Despite the trade deficit, trading with China still benefits the U.S. economy. The U.S.-China trade relationship supports roughly 2.6 million jobs in the U.S. According to the U.S.-China Business Council, U.S. exports to China are expected to rise by more than $520 billion by 2030.

With China’s growing population, the United States should be seeing China as an opportunity and not an enemy.

China and U.S. agriculture

In 2017, China imported 16 percent, or $22.5 billion worth, of the United States' $140.5 billion in agricultural exports.

China has been the U.S.’s top agricultural export market outside of NAFTA since 2009. This trade relationship provides a demand for commodities such as soybeans, cotton, hides and skins, fish, dairy, sorghum, wheat and pork. Without China as a trade partner, American farmers' prices and farm income would be down. Moreover, the price of consumer goods sold in the U.S. would increase.
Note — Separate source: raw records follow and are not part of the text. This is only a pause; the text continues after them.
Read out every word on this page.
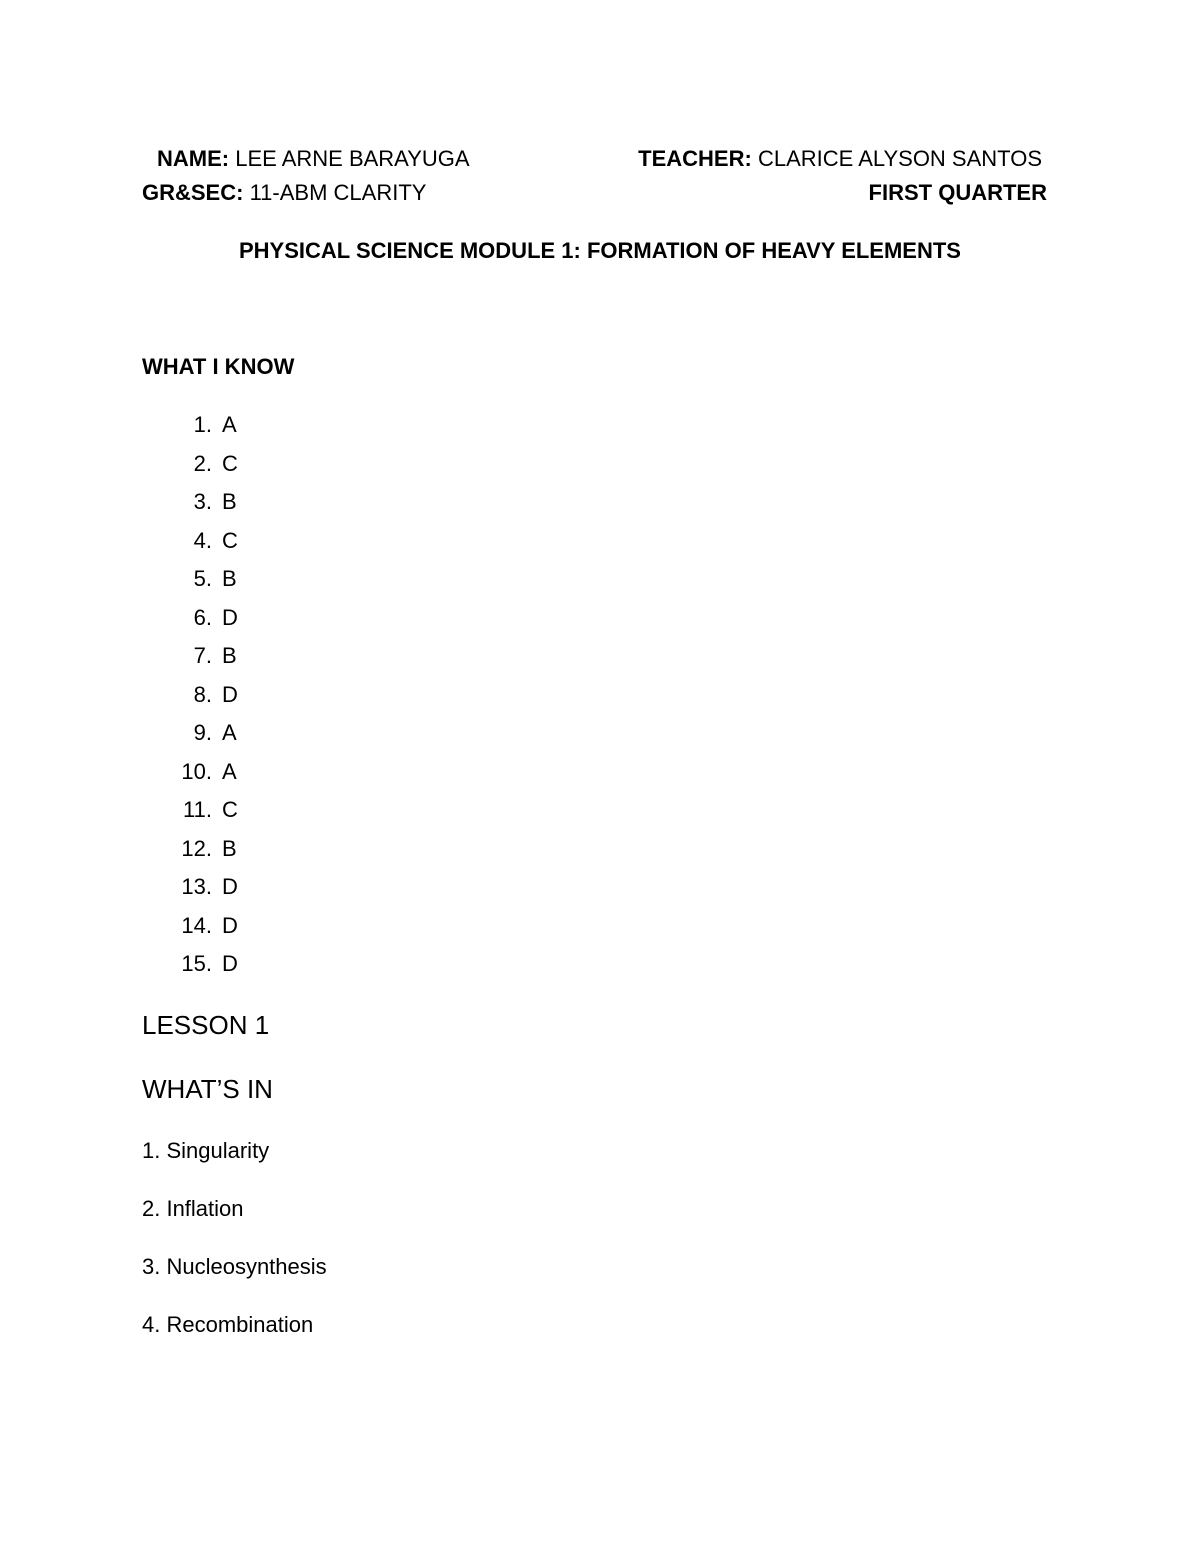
NAME: LEE ARNE BARAYUGA
GR&SEC: 11-ABM CLARITY
TEACHER: CLARICE ALYSON SANTOS
FIRST QUARTER
PHYSICAL SCIENCE MODULE 1: FORMATION OF HEAVY ELEMENTS
WHAT I KNOW
1. A
2. C
3. B
4. C
5. B
6. D
7. B
8. D
9. A
10. A
11. C
12. B
13. D
14. D
15. D
LESSON 1
WHAT’S IN
1. Singularity
2. Inflation
3. Nucleosynthesis
4. Recombination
In late 2017, trade tensions between the Trump Administration and China escalated. In the resulting tit-for-tat trade threats, China targeted agriculture. Among the 134-item tariff list, 94 are agricultural in nature. Major agricultural products placed on this list to face a minimum 25 percent tariff include soybeans, sorghum, distiller’s dried grains with solubles (DDGS), beef, cotton and others. Pork faces a tariff of more than 50 percent. Many of these commodities are heavily reliant on China trade, particularly soybeans.

China and Illinois agriculture

Because of our river system, Illinois exports more of its agricultural products than other Midwest states. China is Illinois’ largest export partner, accounting for 25 percent of all Illinois agriculture exports. In addition to investing in Illinois agricultural products, China also invests in the Illinois economy. Chinese firms employ 4,232 Illinoisans at 116 different locations in Illinois and is the 16th-largest foreign direct-investment partner by employment.

Because China has a large presence in Illinois, damaging the U.S.-China trade relationship will be a major setback for Illinois agriculture. Because Illinois produces three out of the top four commodities exported to China, Illinois will be especially impacted by the tariffs. These products are soybeans, sorghum and pork. In fact, 30 percent of all Illinois soybean exports go to China, and 93 percent of all Illinois sorghum exports go to China.

Once U.S. loses China as a trading partner, the relationship may never be repaired. The U.S.-China relationship is one that Illinois cannot afford to lose.